Clear Soul Forces has so far recorded and released five full-length albums since 2010. Can you discuss the progression of the band’s sound since the very first project/album? Where would you say the band’s sound is at, these days?
I feel like our discography is a rollercoaster in a good way. When we first started out, the only way we could get beats was by downloading off the internet. We added a new feather in our cap with every release musically and became better rappers too. It’s weird being in the midst of it because I’m just living and working; I couldn’t tell you where we were until after that phase is complete.
Clear Soul Forces is mainly a four-member collective. Each member brings a set of skills and their own flavour to the group. What do you think you bring in terms of style and presence? What do you add to help shape the band and its sound?
I’m a natural born liberal consumer of music, so my level of openness to sounds, flows and patterns is second nature. I’m also not a perfectionist, which is good when you’re in a group setting.

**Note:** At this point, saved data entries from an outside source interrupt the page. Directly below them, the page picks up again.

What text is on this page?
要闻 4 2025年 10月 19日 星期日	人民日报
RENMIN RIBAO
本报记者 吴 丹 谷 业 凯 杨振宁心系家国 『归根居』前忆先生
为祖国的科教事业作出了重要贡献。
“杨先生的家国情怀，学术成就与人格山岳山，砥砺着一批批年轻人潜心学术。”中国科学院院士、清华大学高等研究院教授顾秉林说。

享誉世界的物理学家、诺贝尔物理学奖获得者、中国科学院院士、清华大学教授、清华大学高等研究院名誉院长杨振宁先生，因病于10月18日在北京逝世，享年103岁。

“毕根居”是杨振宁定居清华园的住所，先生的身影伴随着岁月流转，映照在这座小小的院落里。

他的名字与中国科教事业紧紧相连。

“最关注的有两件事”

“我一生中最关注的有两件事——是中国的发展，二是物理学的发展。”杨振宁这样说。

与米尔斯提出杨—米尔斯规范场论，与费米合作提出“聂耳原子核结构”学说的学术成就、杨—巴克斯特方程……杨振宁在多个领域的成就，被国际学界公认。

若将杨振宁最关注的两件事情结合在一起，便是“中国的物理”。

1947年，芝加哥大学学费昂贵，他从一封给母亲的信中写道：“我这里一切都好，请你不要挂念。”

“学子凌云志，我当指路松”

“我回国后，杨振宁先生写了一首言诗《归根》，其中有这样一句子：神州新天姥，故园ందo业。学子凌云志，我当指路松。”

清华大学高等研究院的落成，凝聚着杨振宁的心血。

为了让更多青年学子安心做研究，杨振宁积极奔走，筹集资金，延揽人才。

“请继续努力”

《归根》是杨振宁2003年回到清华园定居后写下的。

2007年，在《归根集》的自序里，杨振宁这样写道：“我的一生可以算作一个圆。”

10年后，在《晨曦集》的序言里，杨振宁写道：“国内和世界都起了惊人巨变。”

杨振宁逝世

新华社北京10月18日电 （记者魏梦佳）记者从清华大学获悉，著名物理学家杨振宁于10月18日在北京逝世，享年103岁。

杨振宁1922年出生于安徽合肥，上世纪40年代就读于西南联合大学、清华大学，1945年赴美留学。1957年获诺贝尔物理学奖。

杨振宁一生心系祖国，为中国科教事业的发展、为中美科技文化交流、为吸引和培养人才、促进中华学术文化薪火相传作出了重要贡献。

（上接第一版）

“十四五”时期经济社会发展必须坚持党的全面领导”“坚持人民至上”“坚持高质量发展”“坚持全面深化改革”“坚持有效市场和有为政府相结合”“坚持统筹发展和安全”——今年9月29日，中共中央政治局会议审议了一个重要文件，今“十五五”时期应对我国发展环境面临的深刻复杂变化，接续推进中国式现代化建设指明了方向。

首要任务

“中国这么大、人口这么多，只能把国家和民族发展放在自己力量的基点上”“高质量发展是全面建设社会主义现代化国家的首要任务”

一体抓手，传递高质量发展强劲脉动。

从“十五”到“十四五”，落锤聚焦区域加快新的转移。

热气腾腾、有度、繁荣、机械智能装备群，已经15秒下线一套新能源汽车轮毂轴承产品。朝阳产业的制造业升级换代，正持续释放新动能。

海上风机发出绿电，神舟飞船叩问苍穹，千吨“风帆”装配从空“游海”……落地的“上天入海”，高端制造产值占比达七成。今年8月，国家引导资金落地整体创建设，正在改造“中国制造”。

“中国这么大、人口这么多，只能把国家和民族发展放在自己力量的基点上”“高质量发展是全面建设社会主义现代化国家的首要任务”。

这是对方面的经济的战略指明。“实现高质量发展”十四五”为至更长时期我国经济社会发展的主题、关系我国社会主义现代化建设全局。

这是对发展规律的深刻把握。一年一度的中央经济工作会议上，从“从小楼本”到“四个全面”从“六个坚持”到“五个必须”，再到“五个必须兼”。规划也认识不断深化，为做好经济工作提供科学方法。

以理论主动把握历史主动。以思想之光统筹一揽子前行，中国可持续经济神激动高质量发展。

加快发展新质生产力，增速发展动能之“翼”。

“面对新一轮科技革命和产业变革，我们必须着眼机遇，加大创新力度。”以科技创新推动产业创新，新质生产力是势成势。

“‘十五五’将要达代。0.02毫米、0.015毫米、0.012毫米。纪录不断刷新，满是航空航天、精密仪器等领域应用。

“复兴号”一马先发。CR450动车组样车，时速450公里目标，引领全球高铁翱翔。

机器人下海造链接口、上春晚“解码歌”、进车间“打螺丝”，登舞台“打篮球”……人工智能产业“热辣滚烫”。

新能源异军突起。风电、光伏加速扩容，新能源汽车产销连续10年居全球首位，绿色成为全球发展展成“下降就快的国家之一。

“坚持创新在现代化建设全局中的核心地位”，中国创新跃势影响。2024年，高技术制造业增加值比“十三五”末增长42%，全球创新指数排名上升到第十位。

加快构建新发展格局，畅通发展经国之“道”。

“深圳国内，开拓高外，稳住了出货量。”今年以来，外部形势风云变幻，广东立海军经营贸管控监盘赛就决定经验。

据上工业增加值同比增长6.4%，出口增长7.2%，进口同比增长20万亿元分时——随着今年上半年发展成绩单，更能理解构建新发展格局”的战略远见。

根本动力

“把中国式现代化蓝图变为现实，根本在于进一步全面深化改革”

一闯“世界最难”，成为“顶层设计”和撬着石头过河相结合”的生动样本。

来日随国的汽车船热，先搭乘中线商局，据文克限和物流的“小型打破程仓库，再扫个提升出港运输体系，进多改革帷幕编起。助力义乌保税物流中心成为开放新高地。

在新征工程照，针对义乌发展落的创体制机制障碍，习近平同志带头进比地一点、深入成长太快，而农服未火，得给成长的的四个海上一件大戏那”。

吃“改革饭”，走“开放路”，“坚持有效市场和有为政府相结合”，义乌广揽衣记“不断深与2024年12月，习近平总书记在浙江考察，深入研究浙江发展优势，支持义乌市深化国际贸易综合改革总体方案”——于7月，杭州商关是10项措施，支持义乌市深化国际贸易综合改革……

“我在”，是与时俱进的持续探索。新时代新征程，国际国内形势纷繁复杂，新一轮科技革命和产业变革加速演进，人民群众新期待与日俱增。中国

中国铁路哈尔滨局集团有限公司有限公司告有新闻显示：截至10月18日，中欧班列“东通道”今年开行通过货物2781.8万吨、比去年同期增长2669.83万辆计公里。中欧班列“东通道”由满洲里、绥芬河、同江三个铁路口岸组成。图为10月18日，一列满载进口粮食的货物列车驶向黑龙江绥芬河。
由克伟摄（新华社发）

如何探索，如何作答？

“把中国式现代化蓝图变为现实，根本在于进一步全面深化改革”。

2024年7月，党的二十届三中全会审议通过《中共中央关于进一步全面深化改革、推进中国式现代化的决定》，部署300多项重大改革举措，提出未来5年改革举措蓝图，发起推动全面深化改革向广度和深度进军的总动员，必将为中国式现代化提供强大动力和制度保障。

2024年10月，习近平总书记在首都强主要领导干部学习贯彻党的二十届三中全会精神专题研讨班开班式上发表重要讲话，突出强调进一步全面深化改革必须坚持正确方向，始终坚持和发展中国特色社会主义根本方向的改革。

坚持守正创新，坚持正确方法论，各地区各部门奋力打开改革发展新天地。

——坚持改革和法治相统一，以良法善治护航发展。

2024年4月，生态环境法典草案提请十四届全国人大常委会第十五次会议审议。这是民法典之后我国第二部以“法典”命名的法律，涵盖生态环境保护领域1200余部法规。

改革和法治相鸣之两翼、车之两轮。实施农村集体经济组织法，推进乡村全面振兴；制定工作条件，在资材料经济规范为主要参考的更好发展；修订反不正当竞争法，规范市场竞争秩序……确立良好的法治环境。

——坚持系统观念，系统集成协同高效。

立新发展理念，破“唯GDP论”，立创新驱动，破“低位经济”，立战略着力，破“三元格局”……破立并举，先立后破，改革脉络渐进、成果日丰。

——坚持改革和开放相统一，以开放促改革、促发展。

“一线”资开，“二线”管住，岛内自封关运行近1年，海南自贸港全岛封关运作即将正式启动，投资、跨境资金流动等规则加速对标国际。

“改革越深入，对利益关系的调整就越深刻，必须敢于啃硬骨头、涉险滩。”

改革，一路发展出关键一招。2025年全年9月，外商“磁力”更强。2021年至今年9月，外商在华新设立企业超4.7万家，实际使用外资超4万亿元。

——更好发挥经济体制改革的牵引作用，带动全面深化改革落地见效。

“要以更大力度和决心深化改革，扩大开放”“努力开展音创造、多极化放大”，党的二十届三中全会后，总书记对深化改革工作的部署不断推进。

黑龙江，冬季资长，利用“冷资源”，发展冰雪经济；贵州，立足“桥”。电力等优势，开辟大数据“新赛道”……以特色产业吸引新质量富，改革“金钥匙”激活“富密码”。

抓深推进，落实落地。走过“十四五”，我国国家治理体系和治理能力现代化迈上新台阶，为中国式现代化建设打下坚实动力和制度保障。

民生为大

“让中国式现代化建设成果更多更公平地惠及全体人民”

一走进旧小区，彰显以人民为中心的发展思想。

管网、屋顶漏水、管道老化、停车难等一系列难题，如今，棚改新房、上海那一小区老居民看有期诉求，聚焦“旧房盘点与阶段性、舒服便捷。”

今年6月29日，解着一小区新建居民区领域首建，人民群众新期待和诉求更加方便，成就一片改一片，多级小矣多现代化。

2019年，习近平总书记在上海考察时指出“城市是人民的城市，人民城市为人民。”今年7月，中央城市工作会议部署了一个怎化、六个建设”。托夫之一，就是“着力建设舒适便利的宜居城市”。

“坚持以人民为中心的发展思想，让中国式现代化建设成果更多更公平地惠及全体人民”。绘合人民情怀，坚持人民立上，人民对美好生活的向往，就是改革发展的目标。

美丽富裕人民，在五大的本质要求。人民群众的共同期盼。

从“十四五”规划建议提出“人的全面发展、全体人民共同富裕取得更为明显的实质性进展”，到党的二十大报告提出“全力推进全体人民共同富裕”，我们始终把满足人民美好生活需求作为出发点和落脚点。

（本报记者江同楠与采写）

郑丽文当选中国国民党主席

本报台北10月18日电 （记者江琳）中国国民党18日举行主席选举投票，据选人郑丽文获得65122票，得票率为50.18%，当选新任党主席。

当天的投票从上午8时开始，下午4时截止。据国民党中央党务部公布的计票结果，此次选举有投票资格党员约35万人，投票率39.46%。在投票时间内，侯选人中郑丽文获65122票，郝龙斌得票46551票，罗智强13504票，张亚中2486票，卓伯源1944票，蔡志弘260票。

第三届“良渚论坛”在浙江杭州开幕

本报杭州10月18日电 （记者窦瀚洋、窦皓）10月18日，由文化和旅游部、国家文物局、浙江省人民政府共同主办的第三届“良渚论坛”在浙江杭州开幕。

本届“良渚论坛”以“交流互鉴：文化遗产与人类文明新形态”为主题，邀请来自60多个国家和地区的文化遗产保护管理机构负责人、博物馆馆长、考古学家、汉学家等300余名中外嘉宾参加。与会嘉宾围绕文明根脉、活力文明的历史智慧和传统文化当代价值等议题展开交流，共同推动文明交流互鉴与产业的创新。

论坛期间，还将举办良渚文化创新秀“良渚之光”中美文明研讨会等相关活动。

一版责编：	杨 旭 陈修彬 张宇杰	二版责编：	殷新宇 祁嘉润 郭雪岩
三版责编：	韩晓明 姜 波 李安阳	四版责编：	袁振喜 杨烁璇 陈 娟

Your EP No Paperwork explores a wide range of styles. I was surprised to hear some stronger leanings of soul, a softer side to offset the harder swagger and brusque delivery of your work in Clear Soul Forces. Can you discuss making the EP and what you set out to achieve in terms of its sound and style? What particular influences went into this EP that might separate it from your work in Clear Soul Forces?
That EP was magical to me. I really wanted folks to know I could balance talking about a topic from different sides and have them view me as a true MC. My ear for beats is dope, in my opinion, so I think from start to finish it took heads on a ride that only I could take them on. I was just more focused on how I could do that as opposed to playing my position in Clear Soul Forces which, to me, is more about hook-writing and helping maintain a vibe.
Are you planning anymore solo material? What are you currently at work on musically?
I’m definitely dropping more solo music in the near future and some more visuals off of the No Paperwork EP. I have another group called Da Illaz with my DJ named Illadope, so you’ll soon hear some of the stuff we’ve been working on. People Under Detroit is coming soon!